Dec 3, 2021 - Health

Overturning Roe could strain abortion access even in blue states

The US Supreme Court is reflected in a woman's sunglasses as protesters take part in the Women's March and Rally for Abortion Justice at the US Supreme Court.

The Supreme Court is reflected in a woman's sunglasses during a march Oct. 2. Photo: Andrew Caballero-Reynolds/AFP via Getty Images

If the Supreme Court overturns Roe v. Wade, abortions could be harder to access even in states where they remain legal, because those clinics could be flooded with patients from states that have cracked down.

The big picture: This has happened before, and clinics fear the crush of demand would be a major problem in the immediate wake of a decision that would allow states to ban abortion.

What they're saying: Abortion clinics in states that border Texas saw an enormous surge in out-of-state patients after Texas banned nearly all abortions earlier this year.

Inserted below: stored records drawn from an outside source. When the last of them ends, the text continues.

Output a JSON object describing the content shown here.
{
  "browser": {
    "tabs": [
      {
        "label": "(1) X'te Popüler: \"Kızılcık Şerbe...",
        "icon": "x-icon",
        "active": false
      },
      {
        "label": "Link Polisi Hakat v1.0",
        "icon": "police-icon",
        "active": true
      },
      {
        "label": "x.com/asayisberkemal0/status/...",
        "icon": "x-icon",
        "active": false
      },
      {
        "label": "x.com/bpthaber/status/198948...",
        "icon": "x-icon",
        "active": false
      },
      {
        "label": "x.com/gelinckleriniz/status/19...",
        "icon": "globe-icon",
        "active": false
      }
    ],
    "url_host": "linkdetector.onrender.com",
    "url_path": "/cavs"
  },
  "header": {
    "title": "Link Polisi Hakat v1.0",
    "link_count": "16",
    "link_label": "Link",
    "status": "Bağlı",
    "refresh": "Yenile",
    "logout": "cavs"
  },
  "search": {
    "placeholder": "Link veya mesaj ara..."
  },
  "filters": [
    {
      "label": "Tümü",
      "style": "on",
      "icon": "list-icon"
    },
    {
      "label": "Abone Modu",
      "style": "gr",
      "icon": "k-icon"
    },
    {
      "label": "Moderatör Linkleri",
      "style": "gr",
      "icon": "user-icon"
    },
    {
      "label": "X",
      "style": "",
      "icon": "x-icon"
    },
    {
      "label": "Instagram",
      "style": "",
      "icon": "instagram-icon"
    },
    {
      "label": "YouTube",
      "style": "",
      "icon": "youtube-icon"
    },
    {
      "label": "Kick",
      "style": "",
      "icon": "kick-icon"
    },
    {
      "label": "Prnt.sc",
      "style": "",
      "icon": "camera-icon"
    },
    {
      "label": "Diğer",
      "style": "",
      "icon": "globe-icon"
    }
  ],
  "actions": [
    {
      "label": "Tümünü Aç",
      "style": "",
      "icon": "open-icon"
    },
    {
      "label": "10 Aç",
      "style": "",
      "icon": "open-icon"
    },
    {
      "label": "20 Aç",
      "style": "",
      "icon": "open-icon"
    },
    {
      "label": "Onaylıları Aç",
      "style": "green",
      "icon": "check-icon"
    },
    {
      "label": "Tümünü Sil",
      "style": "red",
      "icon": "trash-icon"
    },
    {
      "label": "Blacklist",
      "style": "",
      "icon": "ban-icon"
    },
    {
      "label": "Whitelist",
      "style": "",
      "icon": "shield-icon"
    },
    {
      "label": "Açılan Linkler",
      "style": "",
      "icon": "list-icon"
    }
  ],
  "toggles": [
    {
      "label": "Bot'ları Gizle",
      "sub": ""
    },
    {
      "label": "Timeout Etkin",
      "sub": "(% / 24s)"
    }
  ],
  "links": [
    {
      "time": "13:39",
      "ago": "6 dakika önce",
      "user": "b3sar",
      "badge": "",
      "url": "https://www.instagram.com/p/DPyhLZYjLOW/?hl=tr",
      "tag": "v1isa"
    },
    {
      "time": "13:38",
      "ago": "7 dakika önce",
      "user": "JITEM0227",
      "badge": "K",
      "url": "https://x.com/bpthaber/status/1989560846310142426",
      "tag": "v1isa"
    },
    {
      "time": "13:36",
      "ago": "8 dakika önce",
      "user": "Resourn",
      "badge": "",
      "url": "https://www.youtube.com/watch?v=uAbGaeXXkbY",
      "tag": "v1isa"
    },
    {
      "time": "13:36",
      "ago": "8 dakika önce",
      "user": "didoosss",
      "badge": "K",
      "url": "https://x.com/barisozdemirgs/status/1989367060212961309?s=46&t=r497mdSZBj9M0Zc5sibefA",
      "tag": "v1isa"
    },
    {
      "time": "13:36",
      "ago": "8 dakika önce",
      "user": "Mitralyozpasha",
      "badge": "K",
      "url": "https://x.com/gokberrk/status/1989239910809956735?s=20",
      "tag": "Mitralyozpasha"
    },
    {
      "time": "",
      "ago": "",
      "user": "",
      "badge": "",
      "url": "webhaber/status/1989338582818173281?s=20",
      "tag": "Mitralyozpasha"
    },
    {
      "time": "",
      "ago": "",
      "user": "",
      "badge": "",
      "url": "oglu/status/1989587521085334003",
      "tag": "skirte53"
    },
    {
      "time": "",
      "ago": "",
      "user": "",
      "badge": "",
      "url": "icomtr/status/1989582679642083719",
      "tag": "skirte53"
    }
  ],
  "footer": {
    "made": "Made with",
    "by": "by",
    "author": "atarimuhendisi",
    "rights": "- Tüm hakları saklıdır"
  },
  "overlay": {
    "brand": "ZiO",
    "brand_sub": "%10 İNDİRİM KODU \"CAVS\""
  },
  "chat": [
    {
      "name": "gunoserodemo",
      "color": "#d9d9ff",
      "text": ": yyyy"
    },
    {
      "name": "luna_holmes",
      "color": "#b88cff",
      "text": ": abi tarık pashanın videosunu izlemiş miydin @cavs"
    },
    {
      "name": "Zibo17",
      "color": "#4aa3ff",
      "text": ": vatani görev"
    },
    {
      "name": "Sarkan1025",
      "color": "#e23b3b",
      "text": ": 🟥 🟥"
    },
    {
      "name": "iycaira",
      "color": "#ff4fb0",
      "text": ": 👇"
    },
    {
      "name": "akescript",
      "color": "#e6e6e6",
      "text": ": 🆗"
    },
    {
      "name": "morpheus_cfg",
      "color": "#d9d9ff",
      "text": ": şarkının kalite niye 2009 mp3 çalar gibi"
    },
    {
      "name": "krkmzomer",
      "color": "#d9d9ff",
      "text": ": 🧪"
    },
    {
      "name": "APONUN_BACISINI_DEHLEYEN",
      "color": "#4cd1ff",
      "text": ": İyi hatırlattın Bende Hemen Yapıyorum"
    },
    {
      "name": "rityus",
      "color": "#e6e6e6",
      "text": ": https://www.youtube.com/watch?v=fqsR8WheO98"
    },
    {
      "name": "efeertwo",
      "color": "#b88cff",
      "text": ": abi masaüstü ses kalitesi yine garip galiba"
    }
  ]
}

  • "After the Texas ban went into effect Sept. 1, our members in Oklahoma saw a huge influx of Texas patients and quickly became booked up for several weeks," said Melissa Fowler, chief program officer at the National Abortion Federation.
  • "This makes it harder for patients in those states to access the care they need, so there is a real ripple effect," Fowler said.

By the numbers: Planned Parenthood health centers in Oklahoma saw more than 250 patients with Texas ZIP codes seeking abortion in September — compared to single digits in the previous year.

  • Overall, Planned Parenthood clinics in New Mexico, Colorado, Oklahoma and Kansas saw a 1,082% increase in the number of patients with Texas ZIP codes compared to September 2019 and 2020, officials said.
  • Clinics in Arkansas and Louisiana were also hit with an uptick in patients, the New York Times wrote earlier this fall.

Driving the news: The Supreme Court heard a challenge this week to a Mississippi law that bans nearly all abortions after the 15th week of pregnancy.

  • The case is a direct challenge to Roe. Oral arguments indicated that the justices are likely to allow states to pursue new abortion restrictions, and perhaps to fully overturn Roe.

"Think about that. That's not many states — less than half the states — that have abortion access. So there's going to be this [displacement] that people living in those states are going to feel," said Meera Shah, the chief medical officer at Planned Parenthood Hudson Peconic in New York.

  • "Right now, I can see somebody in New York the same day," she said. "That may not be the case if a state near me makes abortion illegal because Roe is overturned. That is actually a very real concern."